Quoi qu’il en soit, on notera que bien que le processus référentiel soit globalement le même entre un groupe nominal minimal (5a) et un groupe nominal étendu (5b), soit établir une relation entre l’univers du discours et l’univers hors du discours, le nombre d’objets auquel peut renvoyer le groupe nominal est sensiblement distinct : plus on ajoute d’informations sur un nom, moins il peut désigner d’objets.
(5a) Un oiseau
(5b) Un oiseau bleu vivant en France
En ajoutant ainsi des éléments périphériques, deux phénomènes connexes se produisent : on augmente l’intension du groupe nominal, l’intension étant définie comme la quantité d’informations qu’il contient ; et on réduit l’extension du groupe nominal, l’extension étant le nombre d’objets du monde qui peut être désigné par l’expression référentielle.
Partant, nous appellerons « expansions nominales » tout constituant satellite à un substantif, hors déterminant, qui participe à la réduction de son extension et à l’augmentation de son intension sémantico-référentielle.
Nous proposerons par la suite une étude de ces différents types de constituants, selon leur catégorie morpho-syntaxique, avant de revenir en conclusion sur quelques généralités les concernant tous.
Nous avons déjà écrit un billet dédié à la catégorie de l’adjectif. Plus précisément, les adjectifs épithètes (lien) font partie par excellence des expansions nominales. Nous renvoyons donc à ce billet pour plus de détails concernant cette catégorie.
Les compléments du nom sont des groupes prépositionnels ayant eux-même la structure d’un groupe nominal, nonobstant la préposition inaugurale qui les introduit et les raccroche au groupe nominal tête (ou « noyau »).
(6a) Le père de mon voisin
(6b) Une villa à la campagne
Dans la mesure où un complément du nom a la même structure que l’élément tête auquel il se raccroche, y compris avec ses possibles expansions nominales, nous parlerons d’un phénomène de récursion : un constituant d’un certain niveau d’analyse est composé d’un élément ayant lui-même la forme dudit constituant. Ainsi, un substantif complété par un complément du nom a une structure générale du type [[GN] prép. [GN]].

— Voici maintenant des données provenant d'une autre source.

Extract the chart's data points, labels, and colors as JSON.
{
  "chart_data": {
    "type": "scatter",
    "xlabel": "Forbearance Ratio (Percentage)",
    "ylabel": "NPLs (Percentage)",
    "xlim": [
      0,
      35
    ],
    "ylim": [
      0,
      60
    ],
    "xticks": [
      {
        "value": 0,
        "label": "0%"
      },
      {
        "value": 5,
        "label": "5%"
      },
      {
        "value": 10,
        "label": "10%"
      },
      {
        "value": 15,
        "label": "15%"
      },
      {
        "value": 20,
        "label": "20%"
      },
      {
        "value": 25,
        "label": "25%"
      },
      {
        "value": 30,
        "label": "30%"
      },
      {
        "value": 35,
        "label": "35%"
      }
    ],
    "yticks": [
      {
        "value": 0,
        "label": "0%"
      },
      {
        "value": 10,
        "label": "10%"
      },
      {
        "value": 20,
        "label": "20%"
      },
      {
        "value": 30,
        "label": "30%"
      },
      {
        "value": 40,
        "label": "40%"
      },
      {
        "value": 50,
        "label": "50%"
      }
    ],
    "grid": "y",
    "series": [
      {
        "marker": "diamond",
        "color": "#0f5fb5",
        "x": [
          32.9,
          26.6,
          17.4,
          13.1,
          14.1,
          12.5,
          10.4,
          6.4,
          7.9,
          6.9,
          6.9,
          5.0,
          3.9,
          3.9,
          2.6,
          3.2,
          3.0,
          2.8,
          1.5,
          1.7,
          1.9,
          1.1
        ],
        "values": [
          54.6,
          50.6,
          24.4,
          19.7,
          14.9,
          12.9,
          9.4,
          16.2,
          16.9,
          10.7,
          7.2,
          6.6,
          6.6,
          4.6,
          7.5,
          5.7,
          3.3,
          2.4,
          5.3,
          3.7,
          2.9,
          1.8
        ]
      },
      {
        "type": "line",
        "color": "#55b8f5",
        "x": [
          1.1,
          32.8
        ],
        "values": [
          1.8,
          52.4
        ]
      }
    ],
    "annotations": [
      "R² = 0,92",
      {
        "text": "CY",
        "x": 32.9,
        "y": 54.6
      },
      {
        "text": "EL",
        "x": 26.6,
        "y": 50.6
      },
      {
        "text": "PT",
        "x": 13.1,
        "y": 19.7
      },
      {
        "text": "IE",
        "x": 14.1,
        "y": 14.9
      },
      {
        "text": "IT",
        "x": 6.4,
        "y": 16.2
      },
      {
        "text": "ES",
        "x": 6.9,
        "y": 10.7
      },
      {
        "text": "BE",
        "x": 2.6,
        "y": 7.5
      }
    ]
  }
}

Si le mot-outil reliant ces groupes est souvent, en français, la préposition de à l’instar des exemples précédents, tout type de préposition ou de locution prépositionnelle est en réalité capable d’introduire de telles expansion. La définition du constituant étant extensive, elle inclut des structures qui en font pleinement partie, bien que parfois mises de côté par les grammaires d’usage :
(7) L’église à côté de la mairie
(8) Un remède contre la toux
(9) Un citoyen au-dessus de tout soupçon
Les caractéristiques syntaxiques de ces compléments prépositionnels peuvent être résumées en deux points :
- La dépendance orientée du complément prépositionnel, qui dépend du noyau : comme toutes les expansions nominales, les compléments du nom sont facultatifs et peuvent être supprimés sans mettre en jeu la grammaticalité de l’énoncé, le contraire n’étant pas vrai.
(10a) Jean a pris un remède contre la toux
(10b) Jean a pris un remède
(10c) *Jean a pris contre la toux
- On peut souvent les remplacer par des adjectifs épithètes, ce qui établit une équivalence fonctionnelle entre les constituants. Rappelons que c’est sur ce principe qu’il est possible d’établir la catégorie des « adjectifs relationnels ».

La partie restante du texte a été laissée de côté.